Being both very close and similar to the Sun in brightness, Alpha Centauri A and B are particularly interesting, but so far we don't even know if they have planets to study. Existing methods for planet-finding are surprisingly ill-suited to discovering planets in the habitable zone of these vary sunlike stars so Professor Peter Tuthill of the University of Sydney has come up with something completely different.
Launching objects, particularly instruments as sensitive as telescopes, into space is so expensive the usual approach has been to seek multi-functionality. Tuthill, however, is building what he calls “a scalpel rather than a Swiss Army knife.” Using funding from the Breakthrough Institute and the Australian Government, he expects to launch in 2023. The TOLIMAN telescope will only be suited to looking for planets in very nearby bright binary star systems, particularly those where the stars are of similar brightness. So it's just as well we have a pair of stars almost perfectly suited to TOLIMAN's capabilities 4.3 light-years away.
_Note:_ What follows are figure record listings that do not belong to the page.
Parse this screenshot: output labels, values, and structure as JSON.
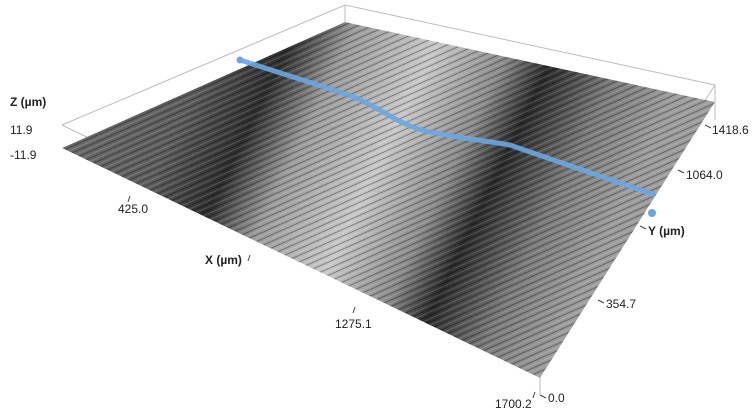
{
  "z_axis": {
    "label": "Z (µm)",
    "ticks": [
      "11.9",
      "-11.9"
    ]
  },
  "x_axis": {
    "label": "X (µm)",
    "ticks": [
      "425.0",
      "1275.1",
      "1700.2"
    ]
  },
  "y_axis": {
    "label": "Y (µm)",
    "ticks": [
      "0.0",
      "354.7",
      "1064.0",
      "1418.6"
    ]
  }
}
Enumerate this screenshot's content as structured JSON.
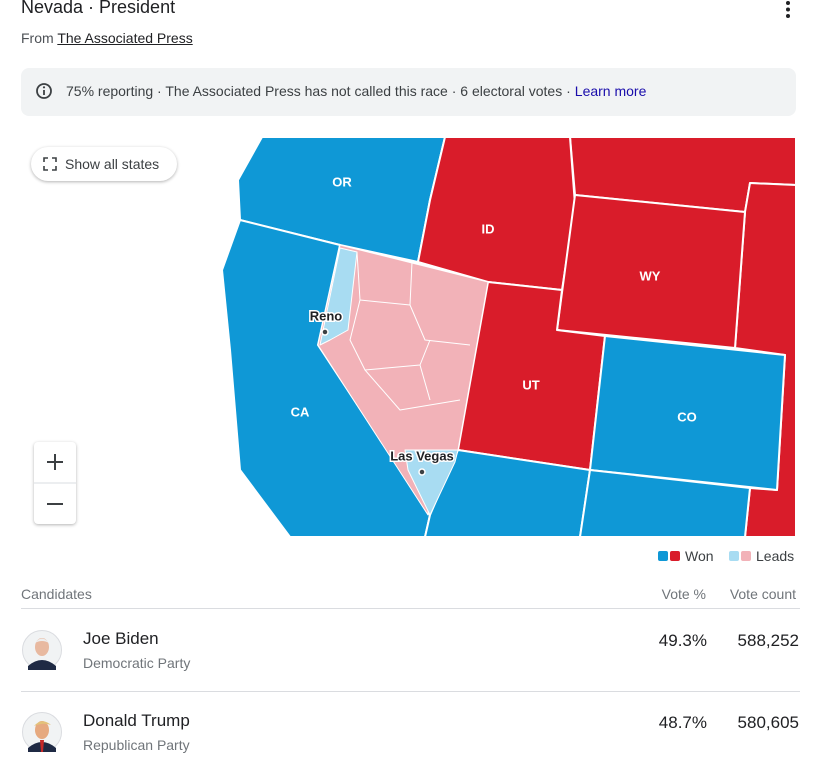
{
  "header": {
    "title": "Nevada · President",
    "source_prefix": "From",
    "source": "The Associated Press"
  },
  "status": {
    "text": "75% reporting · The Associated Press has not called this race · 6 electoral votes ·",
    "link": "Learn more"
  },
  "map": {
    "button": "Show all states",
    "states": [
      "OR",
      "ID",
      "WY",
      "CA",
      "UT",
      "CO"
    ],
    "cities": [
      "Reno",
      "Las Vegas"
    ],
    "legend": [
      "Won",
      "Leads"
    ]
  },
  "table": {
    "columns": [
      "Candidates",
      "Vote %",
      "Vote count"
    ],
    "rows": [
      {
        "name": "Joe Biden",
        "party": "Democratic Party",
        "vote_pct": "49.3%",
        "vote_count": "588,252"
      },
      {
        "name": "Donald Trump",
        "party": "Republican Party",
        "vote_pct": "48.7%",
        "vote_count": "580,605"
      }
    ]
  }
}
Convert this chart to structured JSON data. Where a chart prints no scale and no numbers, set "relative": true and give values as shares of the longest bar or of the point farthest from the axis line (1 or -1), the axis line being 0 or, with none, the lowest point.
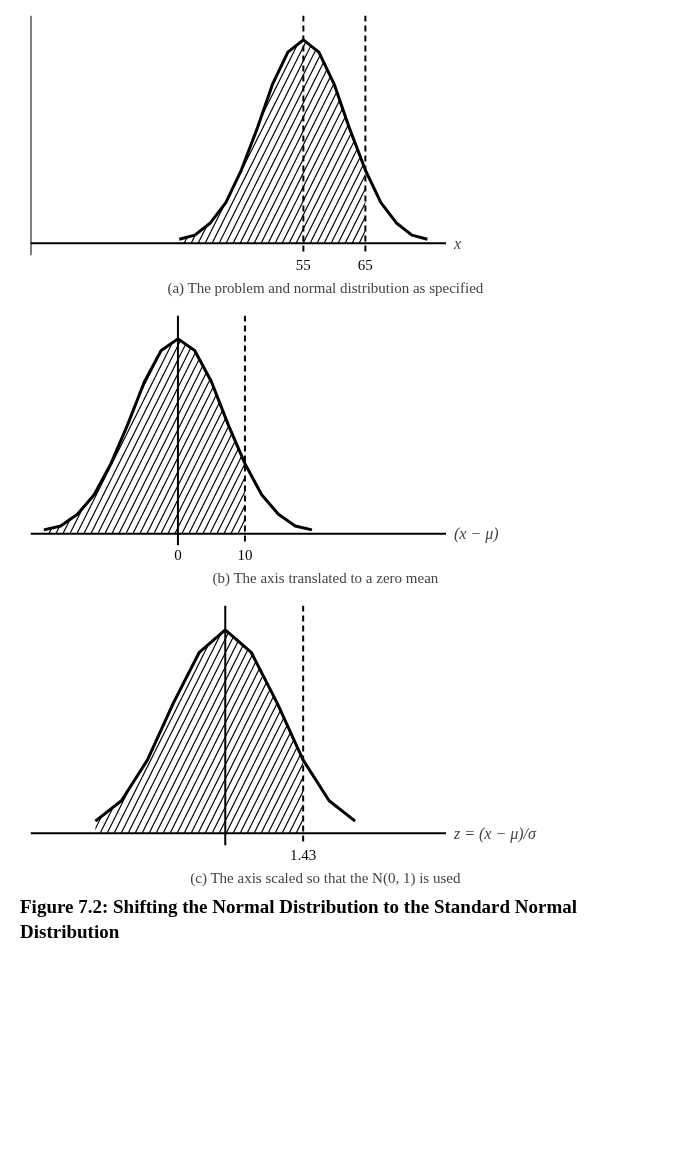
{
  "chart_data": [
    {
      "type": "line",
      "title": "(a) The problem and normal distribution as specified",
      "xlabel": "x",
      "relative": true,
      "xlim": [
        11,
        78
      ],
      "xticks": [
        55,
        65
      ],
      "grid": false,
      "series": [
        {
          "type": "area",
          "color": "#000000",
          "x": [
            35,
            37.5,
            40,
            42.5,
            45,
            47.5,
            50,
            52.5,
            55,
            57.5,
            60,
            62.5,
            65
          ],
          "values": [
            0.02,
            0.04,
            0.1,
            0.2,
            0.36,
            0.56,
            0.78,
            0.94,
            1,
            0.94,
            0.78,
            0.56,
            0.36
          ]
        },
        {
          "color": "#000000",
          "x": [
            35,
            37.5,
            40,
            42.5,
            45,
            47.5,
            50,
            52.5,
            55,
            57.5,
            60,
            62.5,
            65,
            67.5,
            70,
            72.5,
            75
          ],
          "values": [
            0.02,
            0.04,
            0.1,
            0.2,
            0.36,
            0.56,
            0.78,
            0.94,
            1,
            0.94,
            0.78,
            0.56,
            0.36,
            0.2,
            0.1,
            0.04,
            0.02
          ]
        }
      ],
      "ref_lines": [
        {
          "axis": "x",
          "value": 11,
          "line_style": "solid"
        },
        {
          "axis": "x",
          "value": 55,
          "line_style": "dashed"
        },
        {
          "axis": "x",
          "value": 65,
          "line_style": "dashed"
        }
      ]
    },
    {
      "type": "line",
      "title": "(b) The axis translated to a zero mean",
      "xlabel": "(x − μ)",
      "relative": true,
      "xlim": [
        -22,
        40
      ],
      "xticks": [
        0,
        10
      ],
      "grid": false,
      "series": [
        {
          "type": "area",
          "color": "#000000",
          "x": [
            -20,
            -17.5,
            -15,
            -12.5,
            -10,
            -7.5,
            -5,
            -2.5,
            0,
            2.5,
            5,
            7.5,
            10
          ],
          "values": [
            0.02,
            0.04,
            0.1,
            0.2,
            0.36,
            0.56,
            0.78,
            0.94,
            1,
            0.94,
            0.78,
            0.56,
            0.36
          ]
        },
        {
          "color": "#000000",
          "x": [
            -20,
            -17.5,
            -15,
            -12.5,
            -10,
            -7.5,
            -5,
            -2.5,
            0,
            2.5,
            5,
            7.5,
            10,
            12.5,
            15,
            17.5,
            20
          ],
          "values": [
            0.02,
            0.04,
            0.1,
            0.2,
            0.36,
            0.56,
            0.78,
            0.94,
            1,
            0.94,
            0.78,
            0.56,
            0.36,
            0.2,
            0.1,
            0.04,
            0.02
          ]
        }
      ],
      "ref_lines": [
        {
          "axis": "x",
          "value": 0,
          "line_style": "solid"
        },
        {
          "axis": "x",
          "value": 10,
          "line_style": "dashed"
        }
      ]
    },
    {
      "type": "line",
      "title": "(c) The axis scaled so that the N(0, 1) is used",
      "xlabel": "z = (x − μ)/σ",
      "relative": true,
      "grid": false,
      "categories": [
        null,
        null,
        null,
        null,
        null,
        null,
        null,
        null,
        null,
        null,
        null
      ],
      "series": [
        {
          "type": "area",
          "color": "#000000",
          "values": [
            0.06,
            0.16,
            0.36,
            0.64,
            0.89,
            1,
            0.89,
            0.64,
            0.36,
            null,
            null
          ]
        },
        {
          "color": "#000000",
          "values": [
            0.06,
            0.16,
            0.36,
            0.64,
            0.89,
            1,
            0.89,
            0.64,
            0.36,
            0.16,
            0.06
          ]
        }
      ],
      "ref_lines": [
        {
          "axis": "x",
          "line_style": "solid"
        },
        {
          "axis": "x",
          "line_style": "dashed",
          "label": "1.43"
        }
      ],
      "annotations": [
        "Figure 7.2: Shifting the Normal Distribution to the Standard Normal Distribution"
      ]
    }
  ]
}
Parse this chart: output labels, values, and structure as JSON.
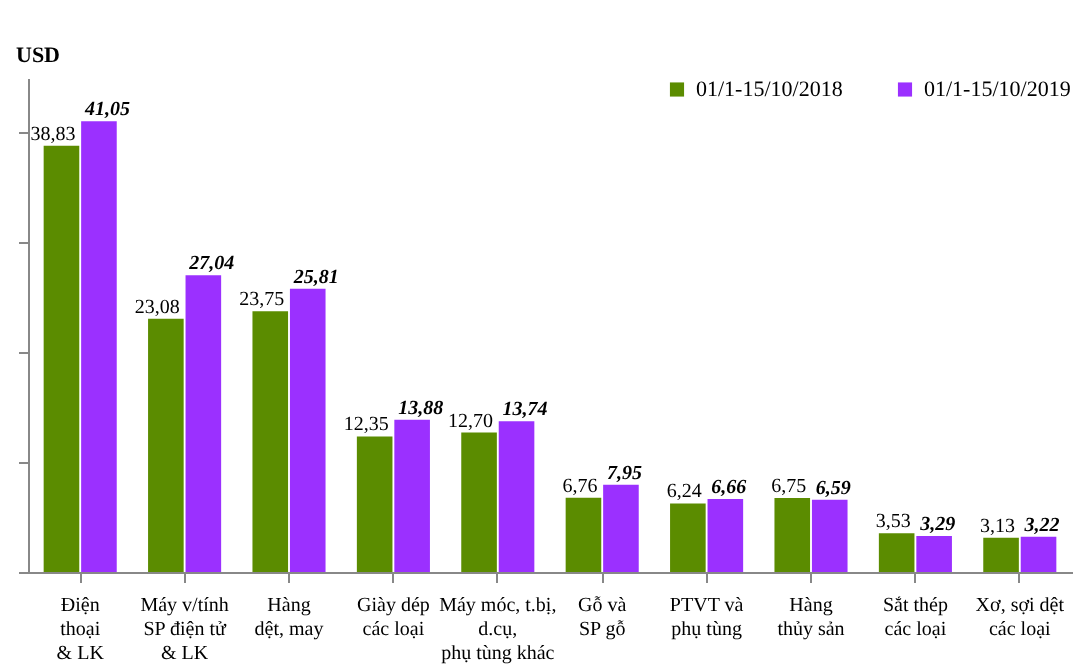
{
  "chart_data": {
    "type": "bar",
    "ylabel": "USD",
    "categories": [
      "Điện\nthoại\n& LK",
      "Máy v/tính\nSP điện tử\n& LK",
      "Hàng\ndệt, may",
      "Giày dép\ncác loại",
      "Máy móc, t.bị,\nd.cụ,\nphụ tùng khác",
      "Gỗ và\nSP gỗ",
      "PTVT và\nphụ tùng",
      "Hàng\nthủy sản",
      "Sắt thép\ncác loại",
      "Xơ, sợi dệt\ncác loại"
    ],
    "series": [
      {
        "name": "01/1-15/10/2018",
        "color": "#5b8c00",
        "values": [
          38.83,
          23.08,
          23.75,
          12.35,
          12.7,
          6.76,
          6.24,
          6.75,
          3.53,
          3.13
        ],
        "value_labels": [
          "38,83",
          "23,08",
          "23,75",
          "12,35",
          "12,70",
          "6,76",
          "6,24",
          "6,75",
          "3,53",
          "3,13"
        ]
      },
      {
        "name": "01/1-15/10/2019",
        "color": "#9b30ff",
        "values": [
          41.05,
          27.04,
          25.81,
          13.88,
          13.74,
          7.95,
          6.66,
          6.59,
          3.29,
          3.22
        ],
        "value_labels": [
          "41,05",
          "27,04",
          "25,81",
          "13,88",
          "13,74",
          "7,95",
          "6,66",
          "6,59",
          "3,29",
          "3,22"
        ]
      }
    ],
    "legend": "top right",
    "tick_labels": "x"
  }
}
TOLIMAN takes its name from the ancient Arabic word for Alpha Centauri. It uses a diffractive pupil lense to create a complex pattern that allows very precise measurements of a star's location (astrometry). It will detect tiny movements in the position of stars as a result of the tug of any orbiting planets. It's a similar idea to the radial velocity method, through which we discovered many of the first planets beyond our system, but is even more sensitive for short distances (astronomically speaking), enabling detections of lighter planets further from their stars.
Unfortunately astrometry not only loses capacity more quickly with distance than radial velocity, it also requires a frame of reference, Tuthill told IFLScience. The Gaia space telescope uses distant background stars for reference, but “for that you need at least a meter [3-foot] wide telescope," Tuthill explained to IFLScience. To put something that big and sensitive in orbit costs billions of dollars.
TOLIMAN instead is going much smaller, but using the two stars of Alpha Centuari as references for each other. Planets of even close to Earth mass at habitable distances from either star will make it wobble compared to its companion. The problem, Tuthill admitted, is we probably won't be able to tell which star is doing the wobbling and which is staying steady, that is, which one has the planet.
Nevertheless, the stars are similar enough in mass and brightness that the period of orbit for their habitable zones overlaps. The discovery of a planet around either will spur further projects both to study from Earth, and to visit.